La tournée, qui commence le 9 octobre, passera par la majorité des grandes villes du pays. "Nous allons aller partout !" s'exclame l'un des acteurs, Benjamin Wagba.

Ruisselant de sueur sous sa lourde robe de magistrat, il ajoute, à la fin de la représentation: "Le théâtre distrait et à la fin c'est l'éducation. C'est ce qu'on essaie de faire, avec le langage de chez nous que tous les Centrafricains comprennent bien ".

Cette pièce fait partie des quelque 80 activités de sensibilisation menées par la CPS et ses partenaires, à Bangui et en province, dont des interventions d'organisations de défense des droits de l'homme ou une bande dessinée éducative.

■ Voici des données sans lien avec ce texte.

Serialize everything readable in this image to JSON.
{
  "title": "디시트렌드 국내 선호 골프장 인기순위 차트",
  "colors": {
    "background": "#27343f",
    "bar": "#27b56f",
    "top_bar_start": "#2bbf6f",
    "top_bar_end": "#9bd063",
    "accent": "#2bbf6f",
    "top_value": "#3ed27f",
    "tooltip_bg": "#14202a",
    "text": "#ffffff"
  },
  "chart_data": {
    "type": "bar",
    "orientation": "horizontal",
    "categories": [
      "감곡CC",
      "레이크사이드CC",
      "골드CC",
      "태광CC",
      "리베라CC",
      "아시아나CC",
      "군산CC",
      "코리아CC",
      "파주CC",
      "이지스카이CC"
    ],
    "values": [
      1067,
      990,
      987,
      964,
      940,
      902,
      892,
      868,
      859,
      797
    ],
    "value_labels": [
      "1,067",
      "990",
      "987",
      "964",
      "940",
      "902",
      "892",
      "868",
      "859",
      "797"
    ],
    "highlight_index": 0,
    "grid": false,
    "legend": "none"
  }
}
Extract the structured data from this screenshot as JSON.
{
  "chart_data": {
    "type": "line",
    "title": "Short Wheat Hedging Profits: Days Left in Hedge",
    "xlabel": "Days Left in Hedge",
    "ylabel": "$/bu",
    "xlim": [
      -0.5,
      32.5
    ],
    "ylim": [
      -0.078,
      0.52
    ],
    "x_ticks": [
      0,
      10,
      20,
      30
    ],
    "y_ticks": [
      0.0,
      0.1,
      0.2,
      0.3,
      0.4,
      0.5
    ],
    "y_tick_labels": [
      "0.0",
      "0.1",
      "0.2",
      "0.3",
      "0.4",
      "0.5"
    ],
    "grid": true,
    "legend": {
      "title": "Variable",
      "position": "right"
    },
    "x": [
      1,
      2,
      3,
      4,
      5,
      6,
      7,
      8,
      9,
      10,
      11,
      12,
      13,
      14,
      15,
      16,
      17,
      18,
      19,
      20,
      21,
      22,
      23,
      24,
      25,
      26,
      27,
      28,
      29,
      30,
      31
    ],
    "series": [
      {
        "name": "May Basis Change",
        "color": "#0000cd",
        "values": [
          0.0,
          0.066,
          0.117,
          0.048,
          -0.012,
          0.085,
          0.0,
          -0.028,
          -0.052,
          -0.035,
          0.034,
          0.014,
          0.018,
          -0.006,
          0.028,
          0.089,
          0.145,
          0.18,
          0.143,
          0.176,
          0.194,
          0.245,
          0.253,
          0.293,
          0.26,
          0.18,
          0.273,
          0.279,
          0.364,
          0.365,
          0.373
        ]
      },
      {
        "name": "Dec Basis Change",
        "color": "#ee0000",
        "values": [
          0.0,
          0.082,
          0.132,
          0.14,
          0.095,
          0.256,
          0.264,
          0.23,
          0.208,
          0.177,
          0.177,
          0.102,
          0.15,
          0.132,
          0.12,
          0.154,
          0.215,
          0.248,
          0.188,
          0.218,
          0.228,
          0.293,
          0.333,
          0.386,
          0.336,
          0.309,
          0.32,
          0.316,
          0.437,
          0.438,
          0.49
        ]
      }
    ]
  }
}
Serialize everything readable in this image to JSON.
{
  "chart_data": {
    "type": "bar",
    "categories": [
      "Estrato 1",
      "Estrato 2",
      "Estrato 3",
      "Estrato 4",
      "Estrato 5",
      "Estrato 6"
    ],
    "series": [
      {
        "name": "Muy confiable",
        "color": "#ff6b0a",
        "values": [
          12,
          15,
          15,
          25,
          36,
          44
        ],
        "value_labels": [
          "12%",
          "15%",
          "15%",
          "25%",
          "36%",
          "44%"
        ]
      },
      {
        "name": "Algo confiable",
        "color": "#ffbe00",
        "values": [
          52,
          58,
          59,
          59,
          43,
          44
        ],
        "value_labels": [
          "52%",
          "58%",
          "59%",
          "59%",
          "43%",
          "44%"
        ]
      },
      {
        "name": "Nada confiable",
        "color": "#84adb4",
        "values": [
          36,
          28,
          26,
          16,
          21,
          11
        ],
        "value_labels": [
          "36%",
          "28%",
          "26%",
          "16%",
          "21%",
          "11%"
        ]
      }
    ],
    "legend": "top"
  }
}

Le procureur spécial de la CPS, Toussaint Muntazini avait annoncé, fin juin, l'ouverture des premières enquêtes avant la fin de l'année.

Un calendrier qui semble bien optimiste à certains observateurs, tant les défis sont nombreux dans ce pays qui reste sous la coupe de groupes armés.

Le procureur lui-même avait évoqué les difficultés rencontrées: sécurité et protection des témoins, détention des suspects de la CPS qui nécessite des travaux de réhabilitation des prisons.

Il avait également cité "la précarité des ressources financières allouées" à la CPS, dont le financement actuel ne couvre qu'une année de frais de fonctionnement.